The limitations of our study include its retrospective nature, which limits the ability to account for all confounding factors. Despite the development of postoperative care pathways typical of a high-volume esophageal surgery center, there remains a significant degree of individualized care based on surgeon preference at our institution. As such, this study is unable to make specific recommendations regarding suitability for observation, stenting, or surgical intervention on post-operative leaks, but rather can provide a baseline for expected outcomes for these interventions. Specific management algorithms, particularly relating to stent selection, timing of intervention, experience of gastroenterologists deploying the stents, and endoscopic suturing to minimize migration have evolved over time. Additionally, while the current grading systems rank leaks by the ultimate clinical significance, this is not known a priori. For example, a leak treated with observation upon initial presentation may indeed evolve and require additional therapy. This dynamic nature of this problem makes ideal comparisons difficult. Finally, information about long-term sequelae of leaks, specifically stricture formation, could not be fully evaluated in our database. At our institution, being a regional referral center, many of the patients receive subsequent care at local institutions and exact information on need for dilations or ultimate functional outcomes were not always available. Finally, while a promising form of endoscopic leak management has recently emerged, namely endo-sponge vacuum therapy (21). We have not had experience with this type of therapy but it is certainly possible that it may alter some of the decision making in terms of leak management in the future.

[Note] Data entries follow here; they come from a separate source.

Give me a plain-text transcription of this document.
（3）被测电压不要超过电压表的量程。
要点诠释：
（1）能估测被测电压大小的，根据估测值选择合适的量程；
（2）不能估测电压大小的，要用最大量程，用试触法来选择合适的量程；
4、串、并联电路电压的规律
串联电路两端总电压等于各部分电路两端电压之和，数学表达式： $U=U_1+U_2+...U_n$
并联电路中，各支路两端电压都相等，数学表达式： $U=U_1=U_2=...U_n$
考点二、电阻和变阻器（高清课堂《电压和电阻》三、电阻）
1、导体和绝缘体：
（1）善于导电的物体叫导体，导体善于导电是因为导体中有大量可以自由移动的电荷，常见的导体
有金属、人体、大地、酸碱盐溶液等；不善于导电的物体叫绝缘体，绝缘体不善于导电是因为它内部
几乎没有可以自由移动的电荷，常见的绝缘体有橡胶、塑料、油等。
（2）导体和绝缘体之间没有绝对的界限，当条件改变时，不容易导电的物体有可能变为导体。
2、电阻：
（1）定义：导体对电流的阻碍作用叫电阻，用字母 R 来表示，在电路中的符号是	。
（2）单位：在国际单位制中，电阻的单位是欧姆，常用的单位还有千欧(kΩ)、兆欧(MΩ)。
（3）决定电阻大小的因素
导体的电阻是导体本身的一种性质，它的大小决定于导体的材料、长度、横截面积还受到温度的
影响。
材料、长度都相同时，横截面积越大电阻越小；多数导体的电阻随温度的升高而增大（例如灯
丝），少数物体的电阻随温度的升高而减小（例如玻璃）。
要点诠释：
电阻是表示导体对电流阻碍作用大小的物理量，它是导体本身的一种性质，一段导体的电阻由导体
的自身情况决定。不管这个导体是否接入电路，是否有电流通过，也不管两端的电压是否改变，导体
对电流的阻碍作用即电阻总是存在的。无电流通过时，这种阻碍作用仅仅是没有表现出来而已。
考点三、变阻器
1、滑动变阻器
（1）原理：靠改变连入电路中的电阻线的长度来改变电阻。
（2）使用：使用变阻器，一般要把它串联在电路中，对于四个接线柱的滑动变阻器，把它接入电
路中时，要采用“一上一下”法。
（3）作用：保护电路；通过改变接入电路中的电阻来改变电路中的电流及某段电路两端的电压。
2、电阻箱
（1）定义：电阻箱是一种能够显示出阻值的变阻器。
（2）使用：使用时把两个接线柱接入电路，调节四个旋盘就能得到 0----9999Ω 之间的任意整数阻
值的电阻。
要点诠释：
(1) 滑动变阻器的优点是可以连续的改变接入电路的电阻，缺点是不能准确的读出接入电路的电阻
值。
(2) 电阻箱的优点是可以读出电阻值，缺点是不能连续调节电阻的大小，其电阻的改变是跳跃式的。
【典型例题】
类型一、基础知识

In conclusion, we have reported our experience with management of anastomotic leaks after esophagectomy in a single, high-volume esophageal center. We described the incidence of leaks, the frequency of different grades and the success rates of different management methods, focusing on patients who were treated conservatively with observation which was successful in over half of anastomotic leaks We identified risk factors for failure of observation and mortality after leak. Further study is warranted on more timely intervention on patients likely to fail conservative management.
Acknowledgements
None.
Footnote
Conflicts of Interest: The authors have no conflicts of interest to declare.
Ethical Statement: Ethics approval was obtained prior to the study. This was obtained from Indiana Universities institutional review board. The approved protocol number is 1508620119.